In Guerric’s first Sermon he interprets the verse from Hosea, “The people will wait in suspense for my return.” (Hos 11:7), with the image of a person hanging between heaven and earth, as on a cross, “unable as yet to grasp heavenly affairs,” and contacting those of earth “only with the very tips of the fingers” (Guerric of Igny, 1.3). The experience of not finding one’s home on earth and yet not yet being at home in heaven could move in the direction of a wholesale rejection of earthly life which would be a complete misunderstanding of resurrection, ascension and the sending of the Spirit to be with us forever. There is all the difference in the world between on the one hand pining away for what is not here and thus rendering ourselves useless in our present situation, and on the other, an acute sense of belonging that causes pain, but also bestows meaning and so energizes us to take up anew our active pursuit of the way to the Father.
“Where I am going you know the way.” Thomas said to him, “Master, we do not know where you are going; how can we know the way?” (Jn 14:5)
Another Thomas fills out our all-too-human protest of ignorance in words that cannot fail to find echoes in our own situation: “My Lord God, I have no idea where I am going. I do not see the road ahead of me. I cannot know for certain where it will end. nor do I really know myself, and the fact that I think I am following your will does not mean that I am actually doing so. But I believe that the desire to please you does in fact please you. And I hope I have that desire in all that I am doing. I hope that I will never do anything apart from that desire. And I know that if I do this you will lead me by the right road, though I may know nothing about it. Therefore will I trust you always though I may seem to be lost and in the shadow of death. I will not fear, for you are ever with me, and you will never leave me to face my perils alone.” -Thomas Merton
“I am the way and the truth and the life. No one comes to the Father except through me. If you know me, then you will also know my Father. From now on you do know him and have seen him.” (Jn 14:6-7)

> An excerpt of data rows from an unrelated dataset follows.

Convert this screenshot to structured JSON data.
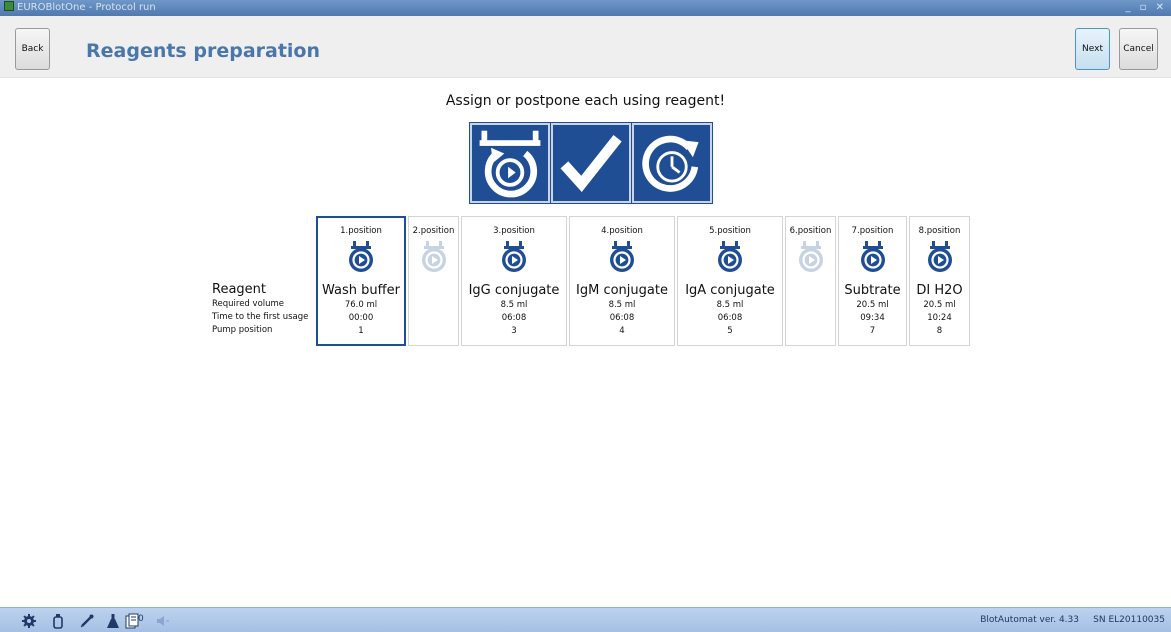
{
  "window": {
    "title": "EUROBlotOne - Protocol run",
    "controls": "_ ▫ ✕"
  },
  "header": {
    "title": "Reagents preparation",
    "back_label": "Back",
    "next_label": "Next",
    "cancel_label": "Cancel"
  },
  "instruction": "Assign or postpone each using reagent!",
  "actions": [
    {
      "name": "assign",
      "icon": "assign-reagent-icon"
    },
    {
      "name": "confirm",
      "icon": "checkmark-icon"
    },
    {
      "name": "postpone",
      "icon": "clock-postpone-icon"
    }
  ],
  "row_labels": {
    "reagent": "Reagent",
    "required_volume": "Required volume",
    "time_first_usage": "Time to the first usage",
    "pump_position": "Pump position"
  },
  "positions": [
    {
      "label": "1.position",
      "reagent": "Wash buffer",
      "volume": "76.0 ml",
      "time": "00:00",
      "pump": "1",
      "active": true,
      "selected": true
    },
    {
      "label": "2.position",
      "reagent": "",
      "volume": "",
      "time": "",
      "pump": "",
      "active": false,
      "selected": false
    },
    {
      "label": "3.position",
      "reagent": "IgG conjugate",
      "volume": "8.5 ml",
      "time": "06:08",
      "pump": "3",
      "active": true,
      "selected": false
    },
    {
      "label": "4.position",
      "reagent": "IgM conjugate",
      "volume": "8.5 ml",
      "time": "06:08",
      "pump": "4",
      "active": true,
      "selected": false
    },
    {
      "label": "5.position",
      "reagent": "IgA conjugate",
      "volume": "8.5 ml",
      "time": "06:08",
      "pump": "5",
      "active": true,
      "selected": false
    },
    {
      "label": "6.position",
      "reagent": "",
      "volume": "",
      "time": "",
      "pump": "",
      "active": false,
      "selected": false
    },
    {
      "label": "7.position",
      "reagent": "Subtrate",
      "volume": "20.5 ml",
      "time": "09:34",
      "pump": "7",
      "active": true,
      "selected": false
    },
    {
      "label": "8.position",
      "reagent": "DI H2O",
      "volume": "20.5 ml",
      "time": "10:24",
      "pump": "8",
      "active": true,
      "selected": false
    }
  ],
  "statusbar": {
    "icons": [
      "gear-icon",
      "bottle-icon",
      "pipette-icon",
      "flask-icon",
      "strips-icon",
      "speaker-icon"
    ],
    "strip_count": "0",
    "version": "BlotAutomat ver. 4.33",
    "serial": "SN EL20110035"
  },
  "colors": {
    "accent": "#1f4e94",
    "title": "#4a76aa",
    "disabled": "#c7d3e3"
  }
}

Jesus tells us that we know the way. Let us take him at his word. The place being prepared for us is not only “there” but also “here.” Humanity finds a place in God; God finds a place in humanity. Jesus prepares a place for us in the Father’s heart; the Spirit is preparing a place for Father and the Son in our hearts: “Whoever loves me will keep my word, and my Father will love him, and we will come to him and make our dwelling with him” (Jn 14:23). He comes to us daily. He remains with us always. Let us walk with him along the way home. I do not know where I am going, but I know the way. Jesus, the way, the truth and the life is forming himself within me, day by day.